Corning Inc has a tradition of reinvention. Starting in the mid-1990s, it abandoned traditional businesses like branded cookware to become the world's leading supplier of fiber optic cable -- and a Wall Street darling.
But with the telecommunications industry in a deep recession and showing few signs of quick improvement, Corning, which once made the glass for Thomas Edison's incandescent light bulbs and is now 152 years old, is retooling itself again. It has cut costs sharply, aiming to regain its lost profitability and to help weather the industry's slump. And it is betting on businesses that it expects to achieve high growth, like the manufacturing of refined glass used in flat-panel computer and television screens.
Investors have liked what they have seen in recent months. Though Corning shares, now at US$5.43, are at a tiny fraction of their split-adjusted level of US$113 in August 2000, they have risen 64 percent this year -- the seventh-best gain in the Standard & Poor's 500, according to Bloomberg Financial Markets.
"Wall Street has agreed with us and our stock price has continued to climb back," said James R. Houghton, the chairman and chief executive, in his address at the annual shareholders' meeting on April 24.
Analysts attribute the gains primarily to the cost-cutting campaign, which has resulted in the closing of 13 plants and the layoff of about 18,000 workers in the last two years.

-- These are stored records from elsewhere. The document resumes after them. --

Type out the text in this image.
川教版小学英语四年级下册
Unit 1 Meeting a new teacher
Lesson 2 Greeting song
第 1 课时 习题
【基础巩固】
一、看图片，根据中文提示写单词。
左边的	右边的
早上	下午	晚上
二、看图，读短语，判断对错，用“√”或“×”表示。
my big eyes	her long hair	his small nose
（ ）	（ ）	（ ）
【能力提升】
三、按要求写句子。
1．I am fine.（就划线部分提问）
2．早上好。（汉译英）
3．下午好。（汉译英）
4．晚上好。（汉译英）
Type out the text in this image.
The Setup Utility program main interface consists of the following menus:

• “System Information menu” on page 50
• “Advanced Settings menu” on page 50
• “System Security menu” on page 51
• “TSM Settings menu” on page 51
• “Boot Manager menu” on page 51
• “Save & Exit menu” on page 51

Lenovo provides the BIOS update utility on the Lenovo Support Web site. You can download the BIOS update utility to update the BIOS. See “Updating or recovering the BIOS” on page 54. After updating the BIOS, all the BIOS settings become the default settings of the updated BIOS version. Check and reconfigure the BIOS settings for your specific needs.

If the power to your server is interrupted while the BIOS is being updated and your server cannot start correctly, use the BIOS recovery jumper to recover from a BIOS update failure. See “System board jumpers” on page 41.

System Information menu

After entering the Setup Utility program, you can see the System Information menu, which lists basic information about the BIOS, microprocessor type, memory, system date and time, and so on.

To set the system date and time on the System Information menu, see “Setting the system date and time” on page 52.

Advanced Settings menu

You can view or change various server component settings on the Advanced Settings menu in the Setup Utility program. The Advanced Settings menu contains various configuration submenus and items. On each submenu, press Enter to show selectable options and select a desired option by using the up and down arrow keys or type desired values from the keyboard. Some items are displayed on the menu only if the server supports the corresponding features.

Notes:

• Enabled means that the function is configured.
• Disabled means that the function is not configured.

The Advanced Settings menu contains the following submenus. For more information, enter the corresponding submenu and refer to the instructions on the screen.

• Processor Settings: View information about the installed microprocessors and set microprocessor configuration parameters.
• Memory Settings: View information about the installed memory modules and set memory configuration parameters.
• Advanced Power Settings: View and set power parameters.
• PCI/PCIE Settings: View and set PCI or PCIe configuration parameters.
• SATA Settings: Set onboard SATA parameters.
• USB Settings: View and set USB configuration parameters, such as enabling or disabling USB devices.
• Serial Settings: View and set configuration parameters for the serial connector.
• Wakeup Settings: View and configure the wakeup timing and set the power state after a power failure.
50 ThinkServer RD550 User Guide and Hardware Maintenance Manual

At the height of the telecommunications spending boom in 2000, the company had a work force of more than 40,000.
Other telecommunications companies, like Lucent Technologies and Nortel Networks, have also engaged in painful downsizing amid waning demand after a huge buildup in infrastructure to transmit voice signals and data by phone and computer.
Though Corning has had eight consecutive quarters of net losses, attributable largely to its heavy exposure to telecommunications, it appears closer to returning to operating profitability. On April 22, it reported that it had a net loss of US$205 million in the first quarter. But excluding costs related to continuing restructuring charges and an asbestos litigation settlement, it broke even after taxes. That is US$0.03 a share better than analysts expected, according to Thomson First Call.
Company executives predict that Corning may be profitable, excluding restructuring costs, by the third quarter -- or even in the current quarter. Including restructuring costs, they say, it will return to profitability by next year, helped in part by a slow rebound in the telecom business late in that year. Over the past year, the company has also reduced its long-term debt to US$3.7 billion from US$4.5 billion.
But can Corning's stock price, which bottomed at US$1.10 in October, keep climbing in the coming months? Analysts aren't sure. Though John Harmon at Needham & Co has a buy rating on the stock and a price target of US$8 over the next 12 to 18 months, he conceded that the "stock isn't dirt cheap anymore."
Steven B. Fox of Merrill Lynch recently calculated that the company's enterprise value -- which combines its market value and debt before subtracting its cash -- is 21 times its Ebitda, for earnings before interest, taxes, depreciation and amortization, for 2004 and about 2.8 times sales. These multiples are higher than Corning investors have paid in recent years, he said.